ABSI was created to produce a quantitative measure to estimate the health of body shape. While Krakauer et al. [16] demonstrated that ABSI was a better predictor of premature death than BMI or WC, which was further confirmed in subsequent follow-up studies [48]. He and Chen [49] found that ABSI could be independently used to screen for potential diabetes. However, our results suggest that ABSI cannot be used to distinguish between individuals with and without LVH. Compared with BRI, BMI and WC, there was no significant correlation between ABSI and LVH with or without adjustment for confounding factors. Thus, ABSI is not a suitable measurement method for identifying LVH in the Chinese Han population with hypertension. The underlying mechanism is not clear. The main reason may be due to ethnic differences or subject characteristics [24, 49]. A recent Chinese study of 3,077 community elderly over 65 years of age found that participants with LVH in the highest quartile of ABSI and BRI had a significantly higher risk of LVH than those in the lowest quartile, and both were significantly associated with LVH. Their study also showed BRI was better at predicting LVH in women [50]. Our study showed that ABSI was not associated with LVH and did not appear to have an advantage in identifying LVH, while BRI was a strong predictor of LVH in both men and women. This may be related to the difference in our study population, and it was necessary to conduct larger population studies.

Limitations

The main strength of the current study was the large sample size of hypertensive patients, which minimizes the selection bias. We estimated the LVM by echocardiographic, which is more sensitive and specific than electrocardiogram. However, there are still some limitations in the current study. First, the gender ratio of males and females was uneven, and more female subjects were recruited in this study. Second, the cross-sectional study design may be unable to distinguish between cause and effect, and follow-up data are needed. Third, gaps in our knowledge remain, and refinement of the anthropometric index for a given across different ages, by sex, and by ethnicity will require further investigation. To address this need, we recommend that prospective studies be carried out in the relevant populations. Finally, since our study took place from 2004 to 2005, hypertension was defined in accordance with the WHO's definition at the time.
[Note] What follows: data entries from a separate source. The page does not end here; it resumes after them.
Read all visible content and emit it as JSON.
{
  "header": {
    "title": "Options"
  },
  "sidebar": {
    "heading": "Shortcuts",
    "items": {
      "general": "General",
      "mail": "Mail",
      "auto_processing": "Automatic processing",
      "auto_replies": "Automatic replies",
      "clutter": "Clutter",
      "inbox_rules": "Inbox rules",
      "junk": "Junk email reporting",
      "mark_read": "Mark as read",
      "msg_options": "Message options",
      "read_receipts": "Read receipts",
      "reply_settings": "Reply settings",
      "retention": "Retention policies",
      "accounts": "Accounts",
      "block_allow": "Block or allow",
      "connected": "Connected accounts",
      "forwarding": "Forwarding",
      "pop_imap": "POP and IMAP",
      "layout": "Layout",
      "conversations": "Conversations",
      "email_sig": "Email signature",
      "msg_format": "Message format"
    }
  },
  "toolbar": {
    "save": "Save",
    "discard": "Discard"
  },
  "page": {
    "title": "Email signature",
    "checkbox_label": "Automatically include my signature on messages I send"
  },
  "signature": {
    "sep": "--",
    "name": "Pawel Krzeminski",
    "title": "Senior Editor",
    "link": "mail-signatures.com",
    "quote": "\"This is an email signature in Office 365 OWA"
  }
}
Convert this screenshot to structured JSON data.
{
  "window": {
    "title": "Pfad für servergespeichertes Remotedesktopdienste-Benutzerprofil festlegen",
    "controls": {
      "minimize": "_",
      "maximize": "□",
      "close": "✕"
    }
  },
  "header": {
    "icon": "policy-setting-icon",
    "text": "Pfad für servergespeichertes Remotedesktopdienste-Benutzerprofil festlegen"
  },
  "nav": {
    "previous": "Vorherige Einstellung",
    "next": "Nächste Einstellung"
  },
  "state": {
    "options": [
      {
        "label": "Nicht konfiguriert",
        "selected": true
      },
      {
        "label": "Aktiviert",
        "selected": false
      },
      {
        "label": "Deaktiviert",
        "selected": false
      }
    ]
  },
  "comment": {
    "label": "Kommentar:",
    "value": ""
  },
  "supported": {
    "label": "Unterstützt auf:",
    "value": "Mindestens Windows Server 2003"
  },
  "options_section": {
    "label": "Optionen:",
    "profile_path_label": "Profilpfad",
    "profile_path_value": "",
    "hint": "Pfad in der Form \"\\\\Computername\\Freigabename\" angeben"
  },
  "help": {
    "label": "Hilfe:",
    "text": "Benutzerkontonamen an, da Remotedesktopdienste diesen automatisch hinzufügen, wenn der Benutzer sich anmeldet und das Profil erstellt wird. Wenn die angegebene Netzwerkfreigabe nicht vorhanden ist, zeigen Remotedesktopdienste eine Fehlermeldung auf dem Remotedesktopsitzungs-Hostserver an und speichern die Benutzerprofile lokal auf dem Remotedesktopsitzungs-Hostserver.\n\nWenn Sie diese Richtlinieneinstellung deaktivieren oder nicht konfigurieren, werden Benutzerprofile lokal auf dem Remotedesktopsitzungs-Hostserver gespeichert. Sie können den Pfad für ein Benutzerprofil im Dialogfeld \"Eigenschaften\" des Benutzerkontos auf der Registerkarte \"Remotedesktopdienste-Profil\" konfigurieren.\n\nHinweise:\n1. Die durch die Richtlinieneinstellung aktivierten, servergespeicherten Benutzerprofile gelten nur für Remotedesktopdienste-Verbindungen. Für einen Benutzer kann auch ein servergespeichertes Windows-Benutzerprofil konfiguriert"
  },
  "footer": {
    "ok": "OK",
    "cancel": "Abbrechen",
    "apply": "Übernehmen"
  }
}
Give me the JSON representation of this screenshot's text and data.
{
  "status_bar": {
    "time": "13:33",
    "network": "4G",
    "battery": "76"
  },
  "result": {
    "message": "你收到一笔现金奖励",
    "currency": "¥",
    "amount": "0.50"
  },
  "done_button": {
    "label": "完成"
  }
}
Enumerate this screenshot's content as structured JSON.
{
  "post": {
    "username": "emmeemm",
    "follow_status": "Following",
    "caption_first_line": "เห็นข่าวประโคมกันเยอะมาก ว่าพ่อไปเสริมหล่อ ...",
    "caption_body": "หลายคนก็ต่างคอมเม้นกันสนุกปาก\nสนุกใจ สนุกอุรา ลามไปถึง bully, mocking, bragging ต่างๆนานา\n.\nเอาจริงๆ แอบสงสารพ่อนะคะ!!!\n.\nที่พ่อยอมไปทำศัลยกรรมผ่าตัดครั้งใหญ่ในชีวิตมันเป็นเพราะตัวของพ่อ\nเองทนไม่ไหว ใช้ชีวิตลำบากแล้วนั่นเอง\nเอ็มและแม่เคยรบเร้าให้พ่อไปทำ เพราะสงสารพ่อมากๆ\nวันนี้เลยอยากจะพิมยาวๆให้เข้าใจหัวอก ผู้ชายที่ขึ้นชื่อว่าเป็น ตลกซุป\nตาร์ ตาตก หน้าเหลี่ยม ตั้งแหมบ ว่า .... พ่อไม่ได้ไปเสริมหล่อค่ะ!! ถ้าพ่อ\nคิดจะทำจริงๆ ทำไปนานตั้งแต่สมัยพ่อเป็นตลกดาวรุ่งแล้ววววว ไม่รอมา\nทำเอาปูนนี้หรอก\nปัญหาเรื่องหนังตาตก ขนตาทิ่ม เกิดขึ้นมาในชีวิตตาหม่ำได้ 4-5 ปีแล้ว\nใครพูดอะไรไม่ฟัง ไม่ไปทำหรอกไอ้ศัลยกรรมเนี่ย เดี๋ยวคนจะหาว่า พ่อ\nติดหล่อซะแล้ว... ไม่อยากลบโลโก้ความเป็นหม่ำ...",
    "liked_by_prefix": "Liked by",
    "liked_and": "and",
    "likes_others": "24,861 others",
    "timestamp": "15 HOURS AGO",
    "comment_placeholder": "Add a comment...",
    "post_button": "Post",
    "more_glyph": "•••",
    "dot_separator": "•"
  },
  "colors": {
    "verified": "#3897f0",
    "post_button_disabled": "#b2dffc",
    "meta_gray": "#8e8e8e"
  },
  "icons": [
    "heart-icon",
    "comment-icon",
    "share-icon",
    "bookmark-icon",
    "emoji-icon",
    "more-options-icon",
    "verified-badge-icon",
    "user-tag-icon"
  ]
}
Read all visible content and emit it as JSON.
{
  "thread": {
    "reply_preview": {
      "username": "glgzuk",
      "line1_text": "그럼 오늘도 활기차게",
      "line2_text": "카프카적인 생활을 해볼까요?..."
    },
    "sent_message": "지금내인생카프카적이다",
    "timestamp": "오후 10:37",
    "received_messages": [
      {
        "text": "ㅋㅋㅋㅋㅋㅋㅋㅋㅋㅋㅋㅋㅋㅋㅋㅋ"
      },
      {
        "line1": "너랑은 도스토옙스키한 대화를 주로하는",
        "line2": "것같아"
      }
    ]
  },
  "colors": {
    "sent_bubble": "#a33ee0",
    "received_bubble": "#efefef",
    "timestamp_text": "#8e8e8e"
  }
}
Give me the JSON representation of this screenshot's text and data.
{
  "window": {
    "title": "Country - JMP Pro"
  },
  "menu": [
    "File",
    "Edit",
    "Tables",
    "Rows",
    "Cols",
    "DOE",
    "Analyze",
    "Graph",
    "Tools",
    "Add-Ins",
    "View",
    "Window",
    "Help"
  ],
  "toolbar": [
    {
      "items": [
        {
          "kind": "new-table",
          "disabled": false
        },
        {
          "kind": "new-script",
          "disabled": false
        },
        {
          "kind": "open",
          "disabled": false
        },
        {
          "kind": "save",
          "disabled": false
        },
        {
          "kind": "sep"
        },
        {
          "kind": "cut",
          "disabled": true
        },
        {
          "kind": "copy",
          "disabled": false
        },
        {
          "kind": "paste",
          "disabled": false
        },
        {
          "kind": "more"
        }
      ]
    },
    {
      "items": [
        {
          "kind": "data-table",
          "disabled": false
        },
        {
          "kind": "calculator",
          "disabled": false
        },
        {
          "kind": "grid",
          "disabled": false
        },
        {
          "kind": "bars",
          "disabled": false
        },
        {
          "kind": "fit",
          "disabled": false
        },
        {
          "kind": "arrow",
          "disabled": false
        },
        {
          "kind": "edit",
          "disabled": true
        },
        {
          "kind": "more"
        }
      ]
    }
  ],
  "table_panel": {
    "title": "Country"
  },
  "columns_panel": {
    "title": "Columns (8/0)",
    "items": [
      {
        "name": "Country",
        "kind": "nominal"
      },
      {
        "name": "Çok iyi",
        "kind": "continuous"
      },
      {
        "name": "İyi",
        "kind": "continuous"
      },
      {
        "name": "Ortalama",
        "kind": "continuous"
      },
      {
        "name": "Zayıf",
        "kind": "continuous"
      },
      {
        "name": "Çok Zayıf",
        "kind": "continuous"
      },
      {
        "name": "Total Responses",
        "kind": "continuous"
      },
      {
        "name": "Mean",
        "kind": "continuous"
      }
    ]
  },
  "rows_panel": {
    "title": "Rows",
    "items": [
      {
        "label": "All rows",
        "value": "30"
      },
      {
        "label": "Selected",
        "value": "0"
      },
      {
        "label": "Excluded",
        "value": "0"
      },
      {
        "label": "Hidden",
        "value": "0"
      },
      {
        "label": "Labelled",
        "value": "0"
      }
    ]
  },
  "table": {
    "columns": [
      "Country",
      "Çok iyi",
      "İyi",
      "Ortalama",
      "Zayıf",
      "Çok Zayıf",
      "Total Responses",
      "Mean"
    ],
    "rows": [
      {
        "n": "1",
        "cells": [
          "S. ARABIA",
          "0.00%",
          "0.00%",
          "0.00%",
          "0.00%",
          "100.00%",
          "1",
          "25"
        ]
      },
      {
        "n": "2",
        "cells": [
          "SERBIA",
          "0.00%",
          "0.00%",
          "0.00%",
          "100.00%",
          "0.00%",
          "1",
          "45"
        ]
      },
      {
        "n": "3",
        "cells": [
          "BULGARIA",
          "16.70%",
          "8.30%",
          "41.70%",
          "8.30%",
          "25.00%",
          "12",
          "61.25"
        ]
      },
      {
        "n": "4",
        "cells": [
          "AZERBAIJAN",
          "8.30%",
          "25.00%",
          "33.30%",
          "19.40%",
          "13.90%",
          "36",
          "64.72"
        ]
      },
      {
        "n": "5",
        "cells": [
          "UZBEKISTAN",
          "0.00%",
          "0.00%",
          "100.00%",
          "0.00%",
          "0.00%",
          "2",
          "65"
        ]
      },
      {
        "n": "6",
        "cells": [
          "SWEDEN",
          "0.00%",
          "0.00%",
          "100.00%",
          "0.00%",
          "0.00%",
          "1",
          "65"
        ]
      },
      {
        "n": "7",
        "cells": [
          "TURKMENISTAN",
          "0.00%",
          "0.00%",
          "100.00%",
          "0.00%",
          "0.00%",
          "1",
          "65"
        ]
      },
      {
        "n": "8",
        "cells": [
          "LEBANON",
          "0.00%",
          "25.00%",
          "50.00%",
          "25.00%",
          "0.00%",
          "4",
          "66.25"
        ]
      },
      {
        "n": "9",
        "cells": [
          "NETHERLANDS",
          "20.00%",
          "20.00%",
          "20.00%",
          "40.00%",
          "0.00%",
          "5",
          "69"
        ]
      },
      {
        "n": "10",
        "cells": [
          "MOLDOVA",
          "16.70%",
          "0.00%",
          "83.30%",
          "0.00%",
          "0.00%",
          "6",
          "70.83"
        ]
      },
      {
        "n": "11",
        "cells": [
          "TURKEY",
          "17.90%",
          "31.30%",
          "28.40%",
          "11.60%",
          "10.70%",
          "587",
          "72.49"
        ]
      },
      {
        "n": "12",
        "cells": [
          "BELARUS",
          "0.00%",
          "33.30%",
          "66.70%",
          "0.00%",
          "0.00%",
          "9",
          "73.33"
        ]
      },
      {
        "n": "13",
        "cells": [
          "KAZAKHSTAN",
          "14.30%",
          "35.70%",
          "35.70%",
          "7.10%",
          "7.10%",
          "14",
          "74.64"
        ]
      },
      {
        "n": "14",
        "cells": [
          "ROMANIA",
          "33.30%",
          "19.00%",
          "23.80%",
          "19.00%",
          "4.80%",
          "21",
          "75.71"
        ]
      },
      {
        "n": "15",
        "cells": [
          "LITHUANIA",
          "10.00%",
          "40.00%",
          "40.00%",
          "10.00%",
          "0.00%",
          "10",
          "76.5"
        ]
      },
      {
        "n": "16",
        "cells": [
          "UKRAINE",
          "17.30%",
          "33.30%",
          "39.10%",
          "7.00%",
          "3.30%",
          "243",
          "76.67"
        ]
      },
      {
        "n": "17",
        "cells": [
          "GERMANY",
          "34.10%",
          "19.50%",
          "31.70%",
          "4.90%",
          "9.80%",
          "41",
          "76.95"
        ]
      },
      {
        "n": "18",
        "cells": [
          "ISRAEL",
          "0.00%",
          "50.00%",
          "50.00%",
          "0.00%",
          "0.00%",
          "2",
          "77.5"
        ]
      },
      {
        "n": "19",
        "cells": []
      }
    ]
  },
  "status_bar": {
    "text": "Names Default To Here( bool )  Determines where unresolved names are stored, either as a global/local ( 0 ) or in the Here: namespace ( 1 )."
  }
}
However, the 2018 clinical guidelines issued by the European Society of Hypertension (ESH) and the European Society of Cardiology (ESC), HTN was defined as an office SBP at least 140 mmHg and/or DBP at least 90 mmHg, which is equivalent to a 24-h ambulatory blood pressure monitoring (ABPM) average of at least 130/80 mmHg, or a home blood pressure monitoring (HBPM) average at least 135/85 mmHg [51]. Since our study was conducted in China, which is in line with the current Chinese HTN management guidelines [52], this is indeed a limitation of this study. However, our results apply to the Han Chinese population.

Conclusions

In this study, we demonstrated that LVH prevalence increased per quartile across the Han Chinese population with hypertension for ABSI, BRI, BMI, and WC. There is a significant association between BRI and LVH in hypertensive people, while ABSI was not. Given the potential of the new index to identify obesity, we suggest that the BRI may serve as a marker of obesity index to further identify subjects at high risk for LVH in the hypertensive population, especially for obesity-related LVH, thus distinguishing the very high-risk groups that are already in the traditional risk factors.